The proposed National Agriculture Export Policy — aimed at doubling the Country’s farm exports to $60 billion by 2022, placing India among top 10 agriculture exporters in the world and promoting stability in export rules — is being vetted at the Inter-Ministerial level and will soon be placed before the Union Cabinet for approval.

“All the measures proposed in the Agriculture Export Policy are compatible with World Trade Organisation norms. Financial provisions are being made only for measures that are permitted under global trade rules such as marketing and promotion and infrastructure building such as development of clusters,” an industry source revealed recently.

With India moving out of the income bracket of per capital gross national income of less than $1000, it is not allowed by the WTO to give export sops.

Value-added products

The thrust of the policy, formulated in line with the vision to double farmers’ income, is to boost high value and value-added agricultural exports and focusing on perishables. “India’s export of value-added products is very low and there is huge scope of improvement,” the source said.

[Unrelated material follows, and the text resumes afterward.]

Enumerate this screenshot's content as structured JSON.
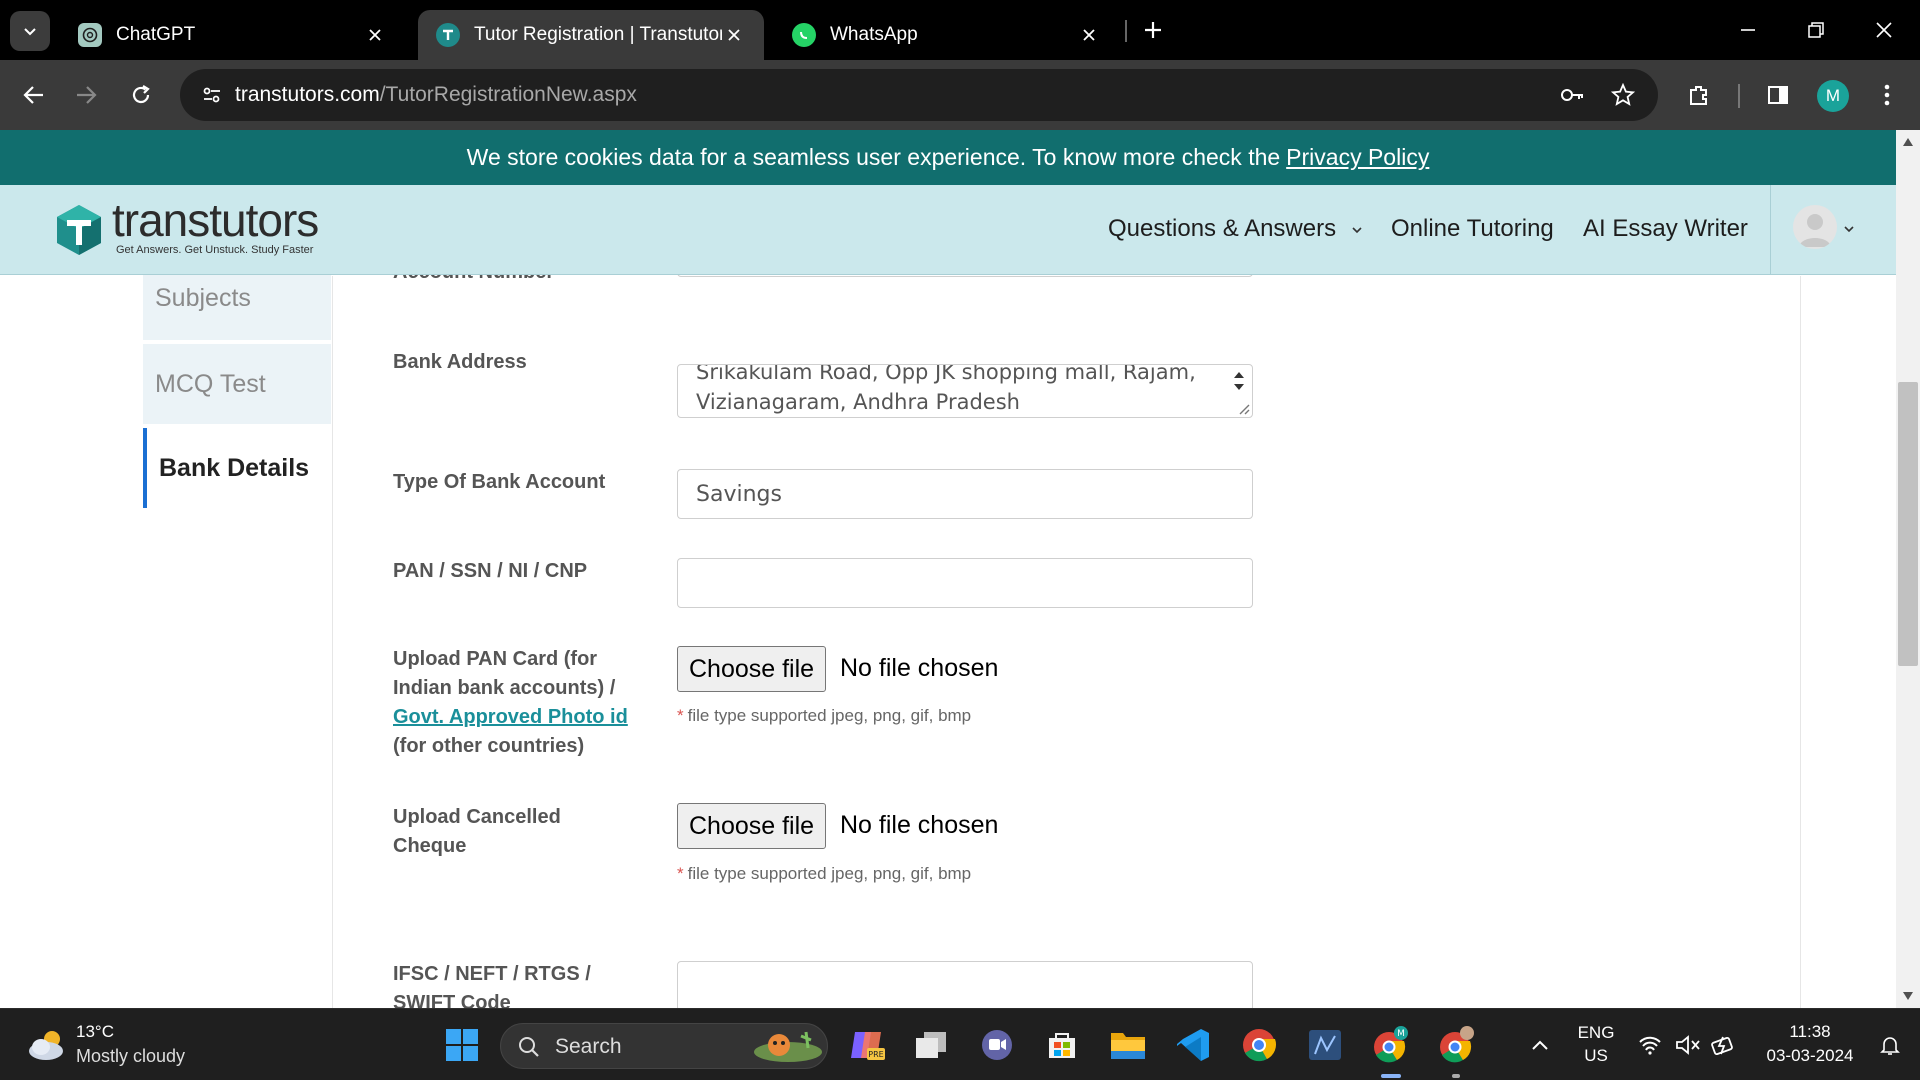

Improving India’s reliability as a global supplier of farm products is also one of the deliverables of the policy.

No curbs

An operational recommendation proposes development of export-centric clusters for a more focused pre- and post-harvest management of the production as well as in upgrading the supply chain to attain much higher levels of export from those clusters.

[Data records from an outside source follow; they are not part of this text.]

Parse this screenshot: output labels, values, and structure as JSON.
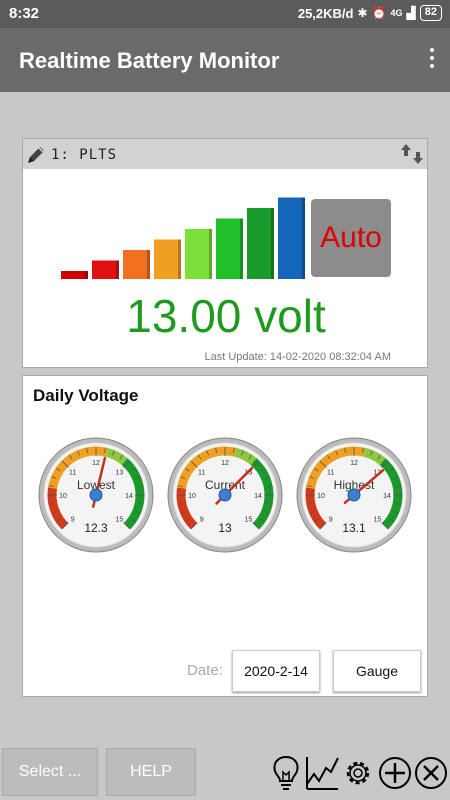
{
  "status": {
    "time": "8:32",
    "network": "25,2KB/d",
    "signal": "4G",
    "battery": "82"
  },
  "appbar": {
    "title": "Realtime Battery Monitor"
  },
  "monitor": {
    "name": "1:  PLTS",
    "auto_label": "Auto",
    "voltage": "13.00 volt",
    "last_update": "Last Update: 14-02-2020 08:32:04 AM",
    "level_bars": 8,
    "level_colors": [
      "#d00000",
      "#e01010",
      "#f07020",
      "#f0a020",
      "#7be03a",
      "#1fc02a",
      "#1a9a2a",
      "#1466b8"
    ]
  },
  "daily": {
    "title": "Daily Voltage",
    "gauges": [
      {
        "label": "Lowest",
        "value": "12.3",
        "reading": 12.3
      },
      {
        "label": "Current",
        "value": "13",
        "reading": 13.0
      },
      {
        "label": "Highest",
        "value": "13.1",
        "reading": 13.1
      }
    ],
    "scale_ticks": [
      "9",
      "10",
      "11",
      "12",
      "13",
      "14",
      "15"
    ],
    "date_label": "Date:",
    "date_value": "2020-2-14",
    "mode_button": "Gauge"
  },
  "bottom": {
    "select_label": "Select ...",
    "help_label": "HELP"
  },
  "colors": {
    "accent_green": "#1f9a1f",
    "auto_red": "#d00000"
  }
}
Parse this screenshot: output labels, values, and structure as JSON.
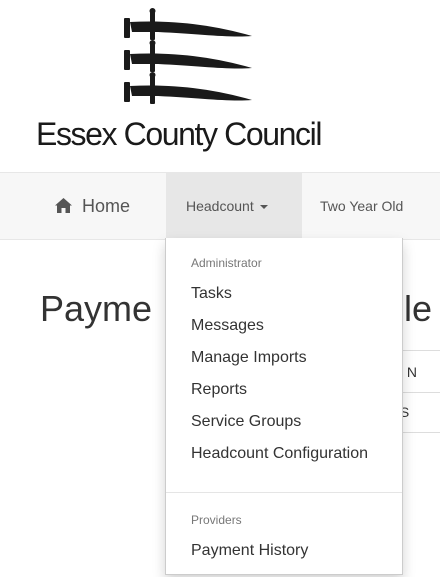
{
  "logo": {
    "text": "Essex County Council"
  },
  "nav": {
    "home": "Home",
    "headcount": "Headcount",
    "two_year_olds": "Two Year Old"
  },
  "page": {
    "title_start": "Payme",
    "title_tail": "le",
    "table_header_fragment": "y N",
    "table_row_fragment": ".S"
  },
  "dropdown": {
    "admin_header": "Administrator",
    "admin_items": [
      "Tasks",
      "Messages",
      "Manage Imports",
      "Reports",
      "Service Groups",
      "Headcount Configuration"
    ],
    "providers_header": "Providers",
    "provider_items": [
      "Payment History"
    ]
  },
  "colors": {
    "navbar_bg": "#f7f7f7",
    "active_tab_bg": "#e7e7e7",
    "dropdown_header": "#777777"
  }
}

Some of the clusters proposed are for bananas, pomegranates, mangoes, grapes, litchis, apple, tomato, mint, ginger, chillies and potatoes.

Institutional changes

The draft agriculture export policy also proposes working towards making institutional changes (with the involvement of States) such as reforming the APMC Act and streamlining of mandi fee and liberalising land leasing policy without compromising the rights of the land owner.

Other thrust areas include marketing and promotion of “Produce of India”, infrastructure and logistics to support agricultural exports, establishment of strong quality regimen, self-sufficiency and export-centric research & development.